According to the National Institute on Drug Abuse, she could have gone through an addiction treatment program for $4,500.

She could even receive a full-time education at $1,300 per year to prepare her for a career when she got out.

Rather than criminalizing them, we should take those who should never have been there in the first place — those struggling with mental illness, addiction or poverty — and invest in resources like housing, healthcare and education to negate a purely draconian system like prison.

If we look beyond our own borders, we see more effective “prison” models already exist.

In Norway, prison isn’t for violence and profit; the only punishment is a withdrawal from society without depriving people of their humanity.

Even those convicted of heinous crimes can be redeemed to some capacity.

Prisoners can lock the doors to rooms with all the amenities of home; they can walk, bike and swim on the grounds and visit family on holiday.

To us in the U.S. it’s unthinkable, but this humanizing and compassionate approach is effective.

According to Emory International Law Review, Norway’s prisons yield 10 times fewer prisoners initially convicted and have a 20% recidivism rate compared to our 75%. That’s right.

One in five Norwegian prisoners return after release, compared to three of every four American prisoners.

While I advocate for the abolishment of the Prison Industrial Complex, I acknowledge dismantling it will be an arduous journey.

In the meantime, we should rethink how we treat prisoners and the system that dehumanizes them and their families.

Abolition is rooted in the idea that each prisoner’s life is valuable and redeemable to some capacity, and eliminating prison would immensely transform society and how we think of punishment.

We should envision better alternatives and recognize the capitalistic Prison Industrial Complex has no place in the world we want to build for ourselves moving forward.

The state of California took a first step by banning privatized prisons and immigrant detention centers when Assembly Bill 32 passed — in October.

Many other states won’t be in favor of this idea, or claim it’s to radical to work. “Of course society needs prisons!” they’ll say. “Without them, we’d have rapists and murderers rampant in the streets.”

These examples of the most egregious offenders miss the point.

Some form of alternative punishment may still have a place in the world once our system is changed, but we must acknowledge the dire human-rights issues behind bars and come to terms with their failure to reduce public crime or enhance safety.

It’s been years since I’ve had a relationship with my mom.
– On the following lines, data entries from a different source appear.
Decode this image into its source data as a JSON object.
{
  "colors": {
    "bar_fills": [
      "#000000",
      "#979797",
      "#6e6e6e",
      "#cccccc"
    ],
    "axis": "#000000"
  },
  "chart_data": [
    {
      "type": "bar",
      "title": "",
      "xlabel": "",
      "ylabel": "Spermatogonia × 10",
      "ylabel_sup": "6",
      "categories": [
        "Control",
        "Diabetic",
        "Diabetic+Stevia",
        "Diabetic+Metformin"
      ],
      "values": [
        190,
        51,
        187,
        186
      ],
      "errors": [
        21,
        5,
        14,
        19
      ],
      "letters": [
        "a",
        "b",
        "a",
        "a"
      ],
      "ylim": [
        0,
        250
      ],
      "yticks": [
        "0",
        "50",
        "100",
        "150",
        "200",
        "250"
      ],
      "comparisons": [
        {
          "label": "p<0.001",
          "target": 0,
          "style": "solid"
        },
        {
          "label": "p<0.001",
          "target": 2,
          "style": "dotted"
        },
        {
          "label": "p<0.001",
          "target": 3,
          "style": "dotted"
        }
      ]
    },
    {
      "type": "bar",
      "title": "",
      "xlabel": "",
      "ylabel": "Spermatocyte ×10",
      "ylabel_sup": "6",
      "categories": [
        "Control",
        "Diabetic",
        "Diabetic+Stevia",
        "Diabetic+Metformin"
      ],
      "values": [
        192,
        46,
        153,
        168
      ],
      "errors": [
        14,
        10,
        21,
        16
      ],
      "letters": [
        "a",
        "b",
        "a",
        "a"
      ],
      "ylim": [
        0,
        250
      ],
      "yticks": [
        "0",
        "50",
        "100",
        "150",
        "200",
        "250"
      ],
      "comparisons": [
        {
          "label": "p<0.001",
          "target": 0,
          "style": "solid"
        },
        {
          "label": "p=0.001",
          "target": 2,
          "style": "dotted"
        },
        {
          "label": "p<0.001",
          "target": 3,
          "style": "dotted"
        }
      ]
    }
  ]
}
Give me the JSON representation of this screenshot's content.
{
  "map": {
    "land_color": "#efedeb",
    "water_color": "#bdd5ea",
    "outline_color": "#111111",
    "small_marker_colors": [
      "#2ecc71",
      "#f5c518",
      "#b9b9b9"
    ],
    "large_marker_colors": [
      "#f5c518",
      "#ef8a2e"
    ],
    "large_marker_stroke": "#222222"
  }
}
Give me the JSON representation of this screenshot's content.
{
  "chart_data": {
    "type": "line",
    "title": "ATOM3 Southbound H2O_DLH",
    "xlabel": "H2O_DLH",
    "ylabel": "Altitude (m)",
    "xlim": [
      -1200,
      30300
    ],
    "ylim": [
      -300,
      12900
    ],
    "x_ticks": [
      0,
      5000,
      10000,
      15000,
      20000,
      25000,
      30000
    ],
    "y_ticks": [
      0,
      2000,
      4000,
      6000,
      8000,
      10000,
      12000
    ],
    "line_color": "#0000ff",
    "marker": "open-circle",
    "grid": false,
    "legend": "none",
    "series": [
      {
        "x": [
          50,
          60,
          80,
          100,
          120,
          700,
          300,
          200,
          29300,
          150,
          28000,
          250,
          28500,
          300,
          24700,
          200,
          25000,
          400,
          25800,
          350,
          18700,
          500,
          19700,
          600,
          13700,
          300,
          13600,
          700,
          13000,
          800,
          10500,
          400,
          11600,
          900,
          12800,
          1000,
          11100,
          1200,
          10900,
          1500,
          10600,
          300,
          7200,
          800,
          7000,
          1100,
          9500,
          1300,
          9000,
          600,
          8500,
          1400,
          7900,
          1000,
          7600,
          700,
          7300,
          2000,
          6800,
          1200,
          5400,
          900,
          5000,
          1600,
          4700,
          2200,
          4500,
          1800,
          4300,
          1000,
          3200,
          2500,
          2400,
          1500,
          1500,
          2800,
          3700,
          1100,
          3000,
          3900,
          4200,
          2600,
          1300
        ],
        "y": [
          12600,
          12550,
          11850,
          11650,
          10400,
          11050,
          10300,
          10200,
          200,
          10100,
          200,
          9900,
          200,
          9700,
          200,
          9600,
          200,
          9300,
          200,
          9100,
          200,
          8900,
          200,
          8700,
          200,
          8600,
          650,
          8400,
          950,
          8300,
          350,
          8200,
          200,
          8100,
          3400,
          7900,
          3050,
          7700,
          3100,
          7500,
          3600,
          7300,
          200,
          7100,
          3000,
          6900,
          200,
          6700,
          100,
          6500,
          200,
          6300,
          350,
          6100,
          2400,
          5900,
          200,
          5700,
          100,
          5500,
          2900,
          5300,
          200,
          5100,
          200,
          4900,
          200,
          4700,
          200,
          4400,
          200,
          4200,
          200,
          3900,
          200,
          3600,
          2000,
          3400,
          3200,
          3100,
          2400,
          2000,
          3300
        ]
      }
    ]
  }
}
Given our physical distance, we rarely communicate.

The truth is, I’m unsure how much of a relationship is possible between us, given how long it’s been. When I revisit her letters, it’s clear how she needed more support than I alone could give her. I wish we had a better relationship — then and now.

Earlier this year, I received a letter from her. It echoes the themes of violence and isolation inseparable from the function of jails. She wrote about being attacked by another prisoner —  severely enough to be hospitalized —  and every time I read it, I can’t help but mourn for her and ruminate over the broken system that separates us.

Those with addiction and mental health issues should not be sent to prison. Those who exist in oppressed groups shouldn’t be locked up.

If there were another supportive and rehabilitative system in place, it’s likely my mom would have become a productive member of society — and my life — again.